/hipBLAS

ROCm BLAS marshalling library

Primary LanguageC++MIT LicenseMIT

hipBLAS

Building On JLSE

module purge
module use /home/pvelesko/local/modulefiles
module load HIP/clang15/chip-spv-testing
module load cmake

module load intel/oneapi/release/2023.0.0
module load mkl/latest
module load compiler/latest

module load intel_compute_runtime

mkdir build; cd build
cmake ../
make -j

Building with oneapi

hipBLAS is a Basic Linear Algebra Subprograms (BLAS) marshalling library, with multiple supported backends.
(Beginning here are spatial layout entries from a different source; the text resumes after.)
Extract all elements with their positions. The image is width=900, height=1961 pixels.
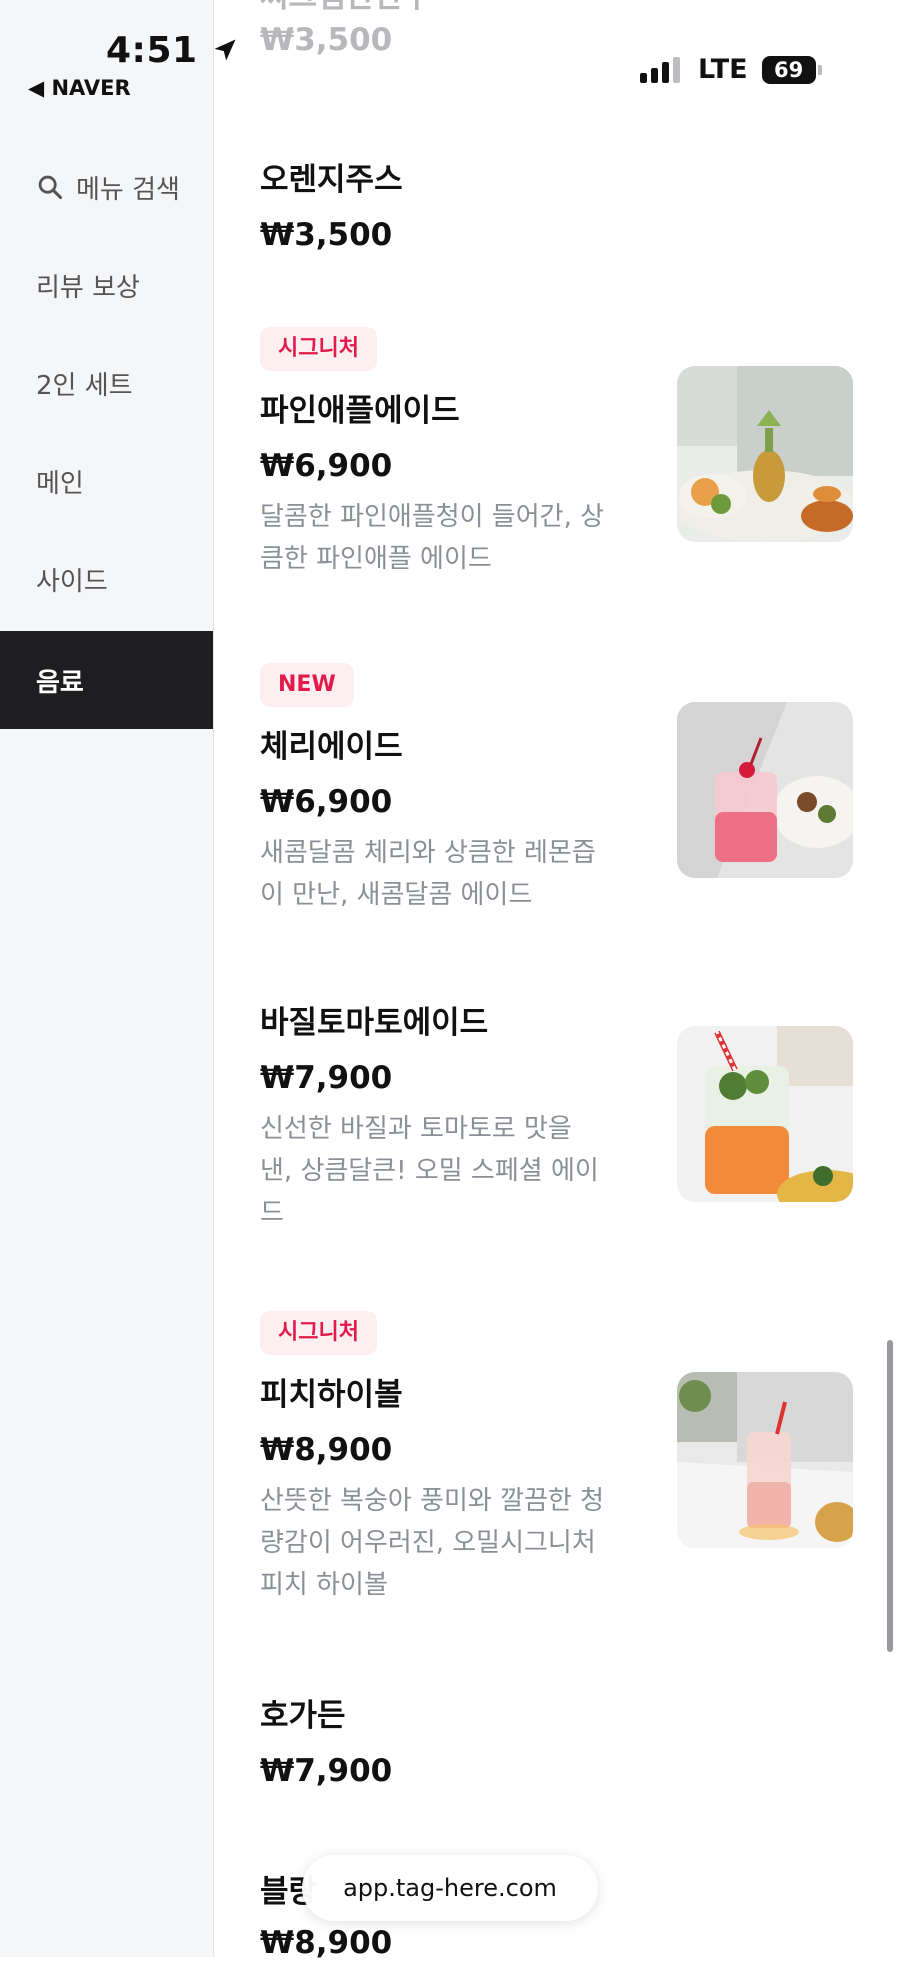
back-app-label: ◀ NAVER <box>28 76 131 100</box>
basil-tomato-ade-photo[interactable] <box>677 1026 853 1202</box>
menu-search-button[interactable]: 메뉴 검색 <box>0 138 213 236</box>
sidebar-item-side[interactable]: 사이드 <box>0 530 213 628</box>
desc-line: 큼한 파인애플 에이드 <box>260 544 492 574</box>
sidebar-item-review-reward[interactable]: 리뷰 보상 <box>0 236 213 334</box>
menu-item-partial[interactable]: 씨그램탄산수 ₩3,500 <box>260 0 860 58</box>
desc-line: 새콤달콤 체리와 상큼한 레몬즙 <box>260 838 596 868</box>
desc-line: 낸, 상큼달큰! 오밀 스페셜 에이 <box>260 1156 599 1186</box>
sidebar-item-label: 리뷰 보상 <box>36 272 140 303</box>
scrollbar[interactable] <box>887 1340 893 1652</box>
desc-line: 량감이 어우러진, 오밀시그니처 <box>260 1528 596 1558</box>
sidebar-item-drinks[interactable]: 음료 <box>0 631 213 729</box>
url-text: app.tag-here.com <box>343 1874 557 1902</box>
item-price: ₩7,900 <box>260 1753 393 1789</box>
network-type: LTE <box>698 54 748 85</box>
item-name: 씨그램탄산수 <box>260 0 860 14</box>
item-description: 신선한 바질과 토마토로 맛을 낸, 상큼달큰! 오밀 스페셜 에이 드 <box>260 1108 630 1234</box>
sidebar-item-label: 메인 <box>36 468 84 499</box>
item-name: 호가든 <box>260 1698 346 1734</box>
status-time: 4:51 <box>106 30 239 71</box>
item-description: 산뜻한 복숭아 풍미와 깔끔한 청 량감이 어우러진, 오밀시그니처 피치 하이… <box>260 1480 630 1606</box>
new-badge: NEW <box>260 663 354 707</box>
sidebar-item-main[interactable]: 메인 <box>0 432 213 530</box>
sidebar-item-set-for-two[interactable]: 2인 세트 <box>0 334 213 432</box>
sidebar-item-label: 음료 <box>36 667 84 698</box>
back-to-app-link[interactable]: ◀ NAVER <box>28 76 131 100</box>
desc-line: 피치 하이볼 <box>260 1570 388 1600</box>
signature-badge: 시그니처 <box>260 327 377 371</box>
menu-item[interactable]: 오렌지주스 ₩3,500 <box>260 154 860 253</box>
peach-highball-photo[interactable] <box>677 1372 853 1548</box>
sidebar-item-label: 2인 세트 <box>36 370 133 401</box>
menu-item[interactable]: 호가든 ₩7,900 <box>260 1690 860 1789</box>
desc-line: 산뜻한 복숭아 풍미와 깔끔한 청 <box>260 1486 605 1516</box>
signature-badge: 시그니처 <box>260 1311 377 1355</box>
cherry-ade-photo[interactable] <box>677 702 853 878</box>
search-icon <box>38 175 63 200</box>
item-price: ₩8,900 <box>260 1925 393 1961</box>
desc-line: 달콤한 파인애플청이 들어간, 상 <box>260 502 605 532</box>
item-description: 새콤달콤 체리와 상큼한 레몬즙 이 만난, 새콤달콤 에이드 <box>260 832 630 916</box>
status-time-text: 4:51 <box>106 30 198 71</box>
location-arrow-icon <box>214 39 236 61</box>
desc-line: 드 <box>260 1198 284 1228</box>
item-description: 달콤한 파인애플청이 들어간, 상 큼한 파인애플 에이드 <box>260 496 630 580</box>
menu-search-label: 메뉴 검색 <box>76 174 180 205</box>
status-indicators: LTE 69 <box>640 54 822 85</box>
url-bar[interactable]: app.tag-here.com <box>302 1855 598 1921</box>
sidebar-item-label: 사이드 <box>36 566 108 597</box>
pineapple-ade-photo[interactable] <box>677 366 853 542</box>
desc-line: 이 만난, 새콤달콤 에이드 <box>260 880 533 910</box>
item-price: ₩3,500 <box>260 217 393 253</box>
item-price: ₩3,500 <box>260 22 393 58</box>
signal-bars-icon <box>640 56 680 83</box>
desc-line: 신선한 바질과 토마토로 맛을 <box>260 1114 572 1144</box>
item-name: 오렌지주스 <box>260 162 403 198</box>
battery-indicator: 69 <box>761 55 822 84</box>
category-sidebar: 메뉴 검색 리뷰 보상 2인 세트 메인 사이드 음료 <box>0 0 214 1957</box>
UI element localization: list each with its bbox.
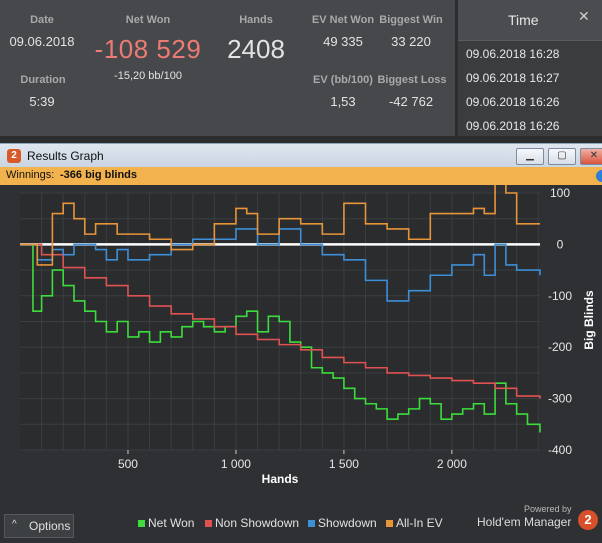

It sits between the application and a 'worker' BLAS library, marshalling inputs into the backend library and marshalling results back to the application. hipBLAS exports an interface that does not require the client to change, regardless of the chosen backend. Currently, hipBLAS supports rocBLAS and cuBLAS as backends.

Documentation

For a detailed description of the hipBLAS library, its implemented routines, the installation process and user guide, see the hipBLAS Documentation.

hipBLAS requires either rocBLAS + rocSOLVER or cuBLAS APIs for BLAS implementation. For more information dependent roc* libraries see rocBLAS documentation, and rocSolver documentation.

Quickstart build

To download the hipBLAS source code, use the below command to clone the repository

    git clone https://github.com/ROCmSoftwarePlatform/hipBLAS.git

hipBLAS requires specific version of rocBLAS & rocSOLVER to be installed on the system. The required rocBLAS and rocSOLVER versions to build hipBLAS is provided here.

Once the dependent libraries are installed, the following command will build hipBLAS and install to /opt/rocm/hipblas:

    cd hipblas
    ./install.sh -i

hipBLAS interface examples

The hipBLAS interface is compatible with rocBLAS and cuBLAS-v2 APIs. Porting a CUDA application which originally calls the cuBLAS API to an application calling hipBLAS API should be relatively straightforward. For example, the hipBLAS SGEMV interface is

GEMV API

hipblasStatus_t
hipblasSgemv( hipblasHandle_t handle,
              hipblasOperation_t trans,
              int m, int n, const float *alpha,
              const float *A, int lda,
              const float *x, int incx, const float *beta,
              float *y, int incy );

Batched and strided GEMM API

hipBLAS GEMM can process matrices in batches with regular strides. There are several permutations of these API's, the following is an example that takes everything

hipblasStatus_t
hipblasSgemmStridedBatched( hipblasHandle_t handle,
              hipblasOperation_t transa, hipblasOperation_t transb,
              int m, int n, int k, const float *alpha,
              const float *A, int lda, long long bsa,
              const float *B, int ldb, long long bsb, const float *beta,
              float *C, int ldc, long long bsc,
              int batchCount);

hipBLAS assumes matrices A and vectors x, y are allocated in GPU memory space filled with data. Users are responsible for copying data from/to the host and device memory.

Supported functionality

For a complete list of all supported functions, see the hipBLAS user guide and hipBLAS functions.